How the Met Police report will impact Sue Gray’s inquiry

The Metropolitan Police’s announcement that it will now investigate allegations of government parties during Covid restrictions has sparked concerns that it could “reprieve” Boris Johnson and his officials. It comes as police chief Cressida Dick said there will be an investigation into a “number of events” held in No 10 and across Whitehall during Covid restrictions, due to a “threshold” of evidence being met, after weeks of public pressure on the Met to take action. But just over a week ago, police refused to investigate lockdown garden party claims despite email evidence showing 100 people were invited and Boris Johnson admitting he went.

At the time, Scotland Yard suggested it would wait until a Cabinet Office inquiry led by civil servant Sue Gray concludes before deciding whether to launch a criminal investigation.

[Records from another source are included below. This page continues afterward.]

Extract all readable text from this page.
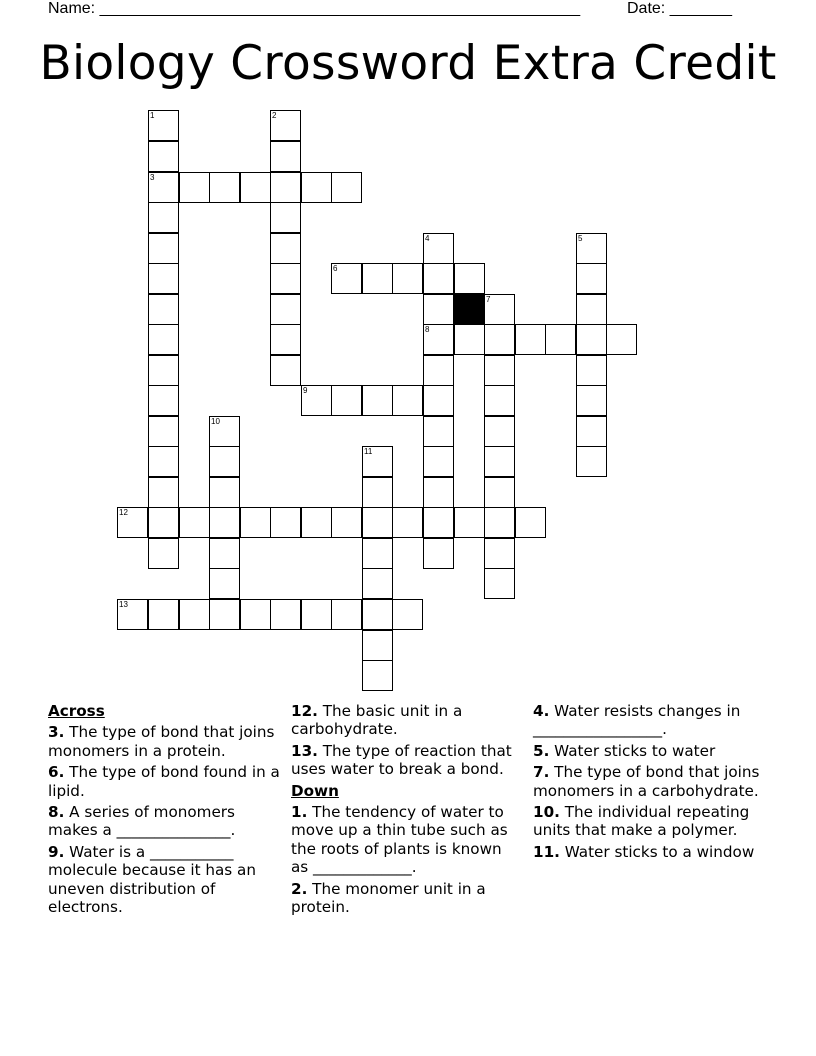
Name: ______________________________________________________	Date: _______
Biology Crossword Extra Credit
1
3
2
4	5
6
7
8
9
10
11
12
13
Across
3. The type of bond that joins monomers in a protein.
6. The type of bond found in a lipid.
8. A series of monomers makes a _______________.
9. Water is a ___________ molecule because it has an uneven distribution of electrons.
12. The basic unit in a carbohydrate.
13. The type of reaction that uses water to break a bond.
Down
1. The tendency of water to move up a thin tube such as the roots of plants is known as _____________.
2. The monomer unit in a protein.
4. Water resists changes in _________________.
5. Water sticks to water
7. The type of bond that joins monomers in a carbohydrate.
10. The individual repeating units that make a polymer.
11. Water sticks to a window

Now, it is understood that the Cabinet Office will not publish Gray’s report, which was due this week, while the Met Police are investigating events in government during lockdown. And it is not clear how long the police investigation will take.

This prompted ITV political editor Robert Peston to say the Met’s involvement at this time is “some kind of reprieve for the prime minister”.


BREAKING: Sue Gray will not publish her partygate report while the Met police investigate. So it will not be published this week and probably not for many weeks. This is some kind of reprieve for the prime minister.

She will continue her investigation though

— Robert Peston (@Peston) January 25, 2022

The Cabinet Office will not publish Sue Gray’s report while the Met police are investigating events in government during lockdown

— Haggis_UK ?? ?? (@Haggis_UK) January 25, 2022

Fine if found guilty

Ed Davey, the Lib Dem leader, responded to the Met police’s announcement by saying he expects to see Boris Johnson interviewed under caution at his local police station. He said: “This is the first step towards justice for millions across the country who have felt so much pain and anger at Boris Johnson’s behaviour. “Boris Johnson is not above the law, he must be treated like anyone else.

I now expect the Met to question Boris Johnson under caution at his local police station. “If found guilty, he and any others in Downing Street who have broken Covid rules should be fined in the same way as ordinary members of the public.”

What the Cabinet Office, Labour and the Met said

Meanwhile, a spokesperson for the Cabinet Office said: “The investigation being carried out by Sue Gray is continuing. There is in ongoing contact with the Metropolitan Police Service”.

The Met’s probe could buy Boris Johnson some time, but it is unclear if today’s development will prompt MPs to trigger a vote of no confidence in the prime minister. But Labour called for Johnson to resign – with deputy leader Angela Rayner saying: “With Boris Johnson’s Downing Street now under police investigation, how on earth can he think he can stay on as Prime Minister? “Millions of people are struggling to pay the bills, but Boris Johnson and his government are too wrapped up in scandal to do anything about it.

“Boris Johnson is a national distraction. Conservative MPs should stop propping him up and he should finally do the decent thing and resign.”


According to Cressida Dick, the Met investigation is only launched now because No 10 parties have reached the ‘threshold’. The threshold includes evidence that those involved knew or ought to know that what they were doing was an offence, the fact that not investigating the parties would undermine the legitimacy of the law, and that there is little ambiguity around the absence of any reasonable defence.

She insisted that the Met “police without fear or favour” when challenged about why Scotland Yard has failed to investigate the government parties to date. She said: “I absolutely understand there is deep public concern about the allegations that have been in the media over the last several weeks. “Many many people including many Londoners, and indeed my colleagues have made huge sacrifices and they’ve suffered considerable loss during the pandemic.”